Perform sentiment analysis on the Amazon Fine Food Reviews dataset using TFLearn. Load data from an SQL database, construct a vocabulary processor, and test several deep learning models with variable parameters.
The Amazon Fine Food Reviews dataset is available on Kaggle and consists of 568,454 reviews of Amazon food items (link). The database contains the following information:
- Id
- ProductId - unique identifier for the product
- UserId - unqiue identifier for the user
- ProfileName
- HelpfulnessNumerator - number of users who found the review helpful
- HelpfulnessDenominator - number of users who indicated whether they found the review helpful
- Score - rating between 1 and 5
- Time - timestamp for the review
- Summary - brief summary of the review
- Text - text of the review
Scores and product reviews from the database are used to train a model that can predict if a review is negative, neutral, or positive based only the text contained in the review. The scores are given on a scale of 1 to 5. For this analysis the scores were grouped using the following convention: 1,2 = negative, 3 = neutral, and 4,5 = positive.
There are three base models available (contained in models.py): CNN, RNN w/ LSTM, and RNN w/ GRU. The loading of the dataset and vocabulary processing are handled in vocab.py.
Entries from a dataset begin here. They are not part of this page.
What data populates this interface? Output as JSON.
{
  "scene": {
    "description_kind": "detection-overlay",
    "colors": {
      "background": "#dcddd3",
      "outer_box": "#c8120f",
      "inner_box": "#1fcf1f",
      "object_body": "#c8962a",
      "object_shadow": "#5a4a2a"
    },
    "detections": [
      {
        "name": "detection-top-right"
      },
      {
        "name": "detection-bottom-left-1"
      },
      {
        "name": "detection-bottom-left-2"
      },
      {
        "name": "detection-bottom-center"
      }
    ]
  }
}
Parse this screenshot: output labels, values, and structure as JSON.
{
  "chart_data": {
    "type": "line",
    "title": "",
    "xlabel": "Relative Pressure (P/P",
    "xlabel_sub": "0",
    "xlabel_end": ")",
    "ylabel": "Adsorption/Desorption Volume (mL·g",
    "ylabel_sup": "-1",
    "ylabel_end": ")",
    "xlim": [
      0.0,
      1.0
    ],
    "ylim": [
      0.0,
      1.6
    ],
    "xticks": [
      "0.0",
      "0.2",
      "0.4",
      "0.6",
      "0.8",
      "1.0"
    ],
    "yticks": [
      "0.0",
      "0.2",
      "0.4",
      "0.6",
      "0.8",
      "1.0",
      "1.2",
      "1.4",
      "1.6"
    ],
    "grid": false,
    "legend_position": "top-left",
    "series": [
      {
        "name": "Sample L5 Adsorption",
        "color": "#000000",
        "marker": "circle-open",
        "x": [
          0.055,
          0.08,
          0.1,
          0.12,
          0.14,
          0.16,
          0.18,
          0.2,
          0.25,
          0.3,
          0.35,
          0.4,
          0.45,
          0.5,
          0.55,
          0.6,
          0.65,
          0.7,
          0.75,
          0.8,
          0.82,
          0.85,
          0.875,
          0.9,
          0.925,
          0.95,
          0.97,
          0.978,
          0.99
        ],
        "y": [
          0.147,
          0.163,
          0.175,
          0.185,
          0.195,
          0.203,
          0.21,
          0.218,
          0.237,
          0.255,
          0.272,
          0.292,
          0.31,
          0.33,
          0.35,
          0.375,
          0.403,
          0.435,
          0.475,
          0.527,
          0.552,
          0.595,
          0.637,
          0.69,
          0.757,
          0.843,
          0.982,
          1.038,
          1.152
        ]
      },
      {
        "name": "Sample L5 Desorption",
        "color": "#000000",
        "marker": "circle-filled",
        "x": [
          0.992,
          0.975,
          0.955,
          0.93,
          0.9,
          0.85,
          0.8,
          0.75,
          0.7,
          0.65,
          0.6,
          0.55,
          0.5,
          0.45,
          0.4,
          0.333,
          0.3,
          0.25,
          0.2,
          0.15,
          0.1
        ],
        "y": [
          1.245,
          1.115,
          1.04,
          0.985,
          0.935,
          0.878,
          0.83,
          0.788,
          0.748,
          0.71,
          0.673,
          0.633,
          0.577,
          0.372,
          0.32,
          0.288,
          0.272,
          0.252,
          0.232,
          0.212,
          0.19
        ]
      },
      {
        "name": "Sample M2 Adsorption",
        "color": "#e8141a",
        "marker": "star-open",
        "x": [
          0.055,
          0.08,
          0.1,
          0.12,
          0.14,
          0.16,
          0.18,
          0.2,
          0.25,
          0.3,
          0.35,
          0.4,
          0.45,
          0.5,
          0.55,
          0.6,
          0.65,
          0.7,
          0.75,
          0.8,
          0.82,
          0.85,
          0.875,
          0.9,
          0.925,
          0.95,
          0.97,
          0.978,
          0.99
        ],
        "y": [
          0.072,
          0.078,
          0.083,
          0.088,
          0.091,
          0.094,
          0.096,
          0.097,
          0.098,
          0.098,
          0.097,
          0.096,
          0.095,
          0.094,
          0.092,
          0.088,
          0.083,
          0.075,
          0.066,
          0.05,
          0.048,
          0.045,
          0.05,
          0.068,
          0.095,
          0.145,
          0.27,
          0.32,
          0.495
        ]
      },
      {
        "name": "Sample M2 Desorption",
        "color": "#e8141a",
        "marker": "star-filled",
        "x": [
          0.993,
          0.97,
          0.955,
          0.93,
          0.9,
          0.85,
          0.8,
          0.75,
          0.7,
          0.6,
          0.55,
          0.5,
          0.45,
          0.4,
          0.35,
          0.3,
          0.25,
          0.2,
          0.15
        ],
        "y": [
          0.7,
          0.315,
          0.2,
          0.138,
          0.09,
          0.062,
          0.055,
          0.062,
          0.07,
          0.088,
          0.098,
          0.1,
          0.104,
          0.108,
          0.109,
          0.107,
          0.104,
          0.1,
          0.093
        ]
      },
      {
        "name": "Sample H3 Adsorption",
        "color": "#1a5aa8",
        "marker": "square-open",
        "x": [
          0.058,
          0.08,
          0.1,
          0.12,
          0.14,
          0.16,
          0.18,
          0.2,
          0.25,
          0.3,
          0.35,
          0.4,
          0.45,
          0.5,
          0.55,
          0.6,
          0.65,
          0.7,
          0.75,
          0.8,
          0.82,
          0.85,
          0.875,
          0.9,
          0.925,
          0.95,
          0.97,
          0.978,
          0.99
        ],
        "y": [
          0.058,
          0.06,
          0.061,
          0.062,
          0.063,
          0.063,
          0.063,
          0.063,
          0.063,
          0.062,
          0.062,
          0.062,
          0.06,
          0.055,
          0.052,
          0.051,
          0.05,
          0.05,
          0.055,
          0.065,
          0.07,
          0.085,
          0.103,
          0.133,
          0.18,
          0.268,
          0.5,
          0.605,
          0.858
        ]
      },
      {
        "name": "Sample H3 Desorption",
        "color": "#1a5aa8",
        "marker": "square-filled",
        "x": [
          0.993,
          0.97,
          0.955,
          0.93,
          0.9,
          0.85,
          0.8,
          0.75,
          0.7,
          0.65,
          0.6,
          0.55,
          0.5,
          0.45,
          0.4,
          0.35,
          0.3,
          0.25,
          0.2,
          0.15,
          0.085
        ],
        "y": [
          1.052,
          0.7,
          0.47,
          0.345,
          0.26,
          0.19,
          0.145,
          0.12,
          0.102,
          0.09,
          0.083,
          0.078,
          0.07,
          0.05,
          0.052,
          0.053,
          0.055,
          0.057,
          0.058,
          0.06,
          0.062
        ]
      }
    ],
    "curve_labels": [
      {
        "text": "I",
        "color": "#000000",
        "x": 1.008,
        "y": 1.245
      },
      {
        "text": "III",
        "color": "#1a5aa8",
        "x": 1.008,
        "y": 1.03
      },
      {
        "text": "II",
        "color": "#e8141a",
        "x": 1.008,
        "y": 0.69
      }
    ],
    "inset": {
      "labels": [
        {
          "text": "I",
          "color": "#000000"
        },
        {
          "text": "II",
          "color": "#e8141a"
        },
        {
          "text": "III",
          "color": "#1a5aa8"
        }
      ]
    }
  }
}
The script is run with main.py and requires that a model be specified with '-m'. For example
$ python main.py -m cnn
The acceptable model names are cnn, rnn_lstm, or rnn_gru. The following optional arguments are also available:
- -b, batch size used for training: default=50
- -c, number of classes for softmax: default=3
- -d, whether to use dynamic rnn, bool: default=False
- -e, number of training epochs: default=5
- -f, minimum frequency for a word to be included in vocab processor: default=2
- -l, maximum length of text for vocab processor: default=200
- -m, name of model to use: options are 'cnn', 'rnn_gru', or 'rnn_lstm'
- -p, path to vocab processor model. Loaded if it already exists, created and saved if not: default=None
- -q, path to sql database: default='./database.sqlite'
- -s, number of samples to use for training: default=500000
- -u, number of hidden units: default=128
- -v, Tensorboard verbosity value, 0-3: default=0
Example: Dynamic RNN w/ GRU, save/load vocab processor as 'my_dictionary', batch_size of 100
$ python main.py -m rnn_gru -d True -b 100 -p my_dictionary